At 3 am, as planned, Herman Brood & the punks took over the hall & honored the age & the hour with the music of rage, violence & impending fire. Some of the poets joined them, delving deep into their own animal roots to bring forth the primeval rhythms that bind our bodies to the planet, dancing, rocking, expressing with swaying arms & gyrating pelvises the indelible beauty of boundless lust. But most of them went home, to hotels, houses of friends or to the Kosmos for a quiet vegetarian breakfast. The celebration was completed, the matched powers of black & white, yin & yang had confronted each other with drawn swords & unsheathed daggers. But the only blood spilled was the blood of wisdom, the wisdom of the Gita, of Krishna exhorting a fainthearted Arjuna onto the field of honor, the manifest battleground of universal necessity. This indeed was an apocalyptic confrontation in which the cosmic balance was perfectly maintained, even at the price of our own uncertainty.
“A pretty good night, don’tcha think . . . given the circumstances?” someone called out to Lewis MacAdams as the balding poet, looking a little bewildered, ambled off into the still-dark & balmy morning air.
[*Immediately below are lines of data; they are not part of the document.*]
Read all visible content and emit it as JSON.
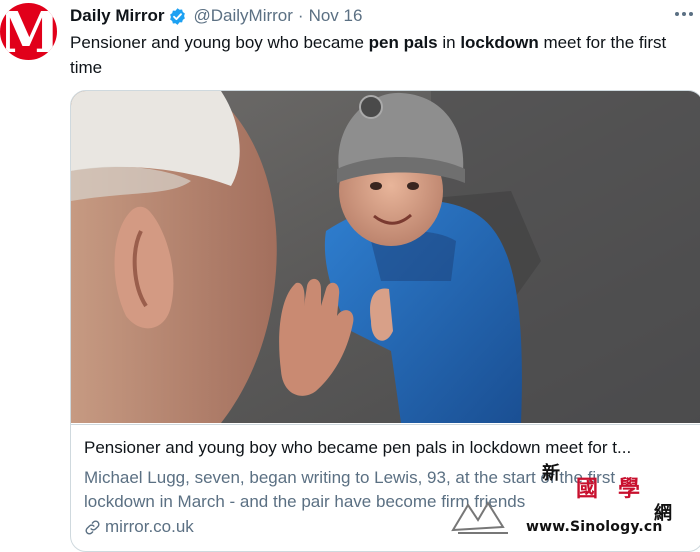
{
  "tweet": {
    "avatar": {
      "letter": "M",
      "color": "#e1001a"
    },
    "author_name": "Daily Mirror",
    "handle": "@DailyMirror",
    "separator": "·",
    "date": "Nov 16",
    "text": {
      "part1": "Pensioner and young boy who became ",
      "bold1": "pen pals",
      "part2": " in ",
      "bold2": "lockdown",
      "part3": " meet for the first time"
    }
  },
  "card": {
    "image_icon": "photo-of-elderly-man-and-boy-touching-hands-through-window",
    "title": "Pensioner and young boy who became pen pals in lockdown meet for t...",
    "description": "Michael Lugg, seven, began writing to Lewis, 93, at the start of the first lockdown in March - and the pair have become firm friends",
    "domain": "mirror.co.uk"
  },
  "watermark": {
    "char1": "新",
    "char2": "國",
    "char3": "學",
    "char4": "網",
    "url": "www.Sinology.cn"
  },
  "colors": {
    "text": "#0f1419",
    "secondary": "#5b7083",
    "verified": "#1da1f2",
    "border": "#cfd9de",
    "brand": "#e1001a"
  }
}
“Isn’t everything circumstances?” he answered, but without looking back. Paradiso was behind him, behind us all. Yet the impressions it inscribed are forever, or at least they should be. For they can help make us what in truth we already are. And that, in one kind of tough nutshell to crack, is the story of Amsterdam’s special brand of excruciating magic. Heroic, bitter & absolutely uncompromising. I love it, goddamn it, even when it burns my toes & singes my eyebrows. And it does that just about every single day I am here.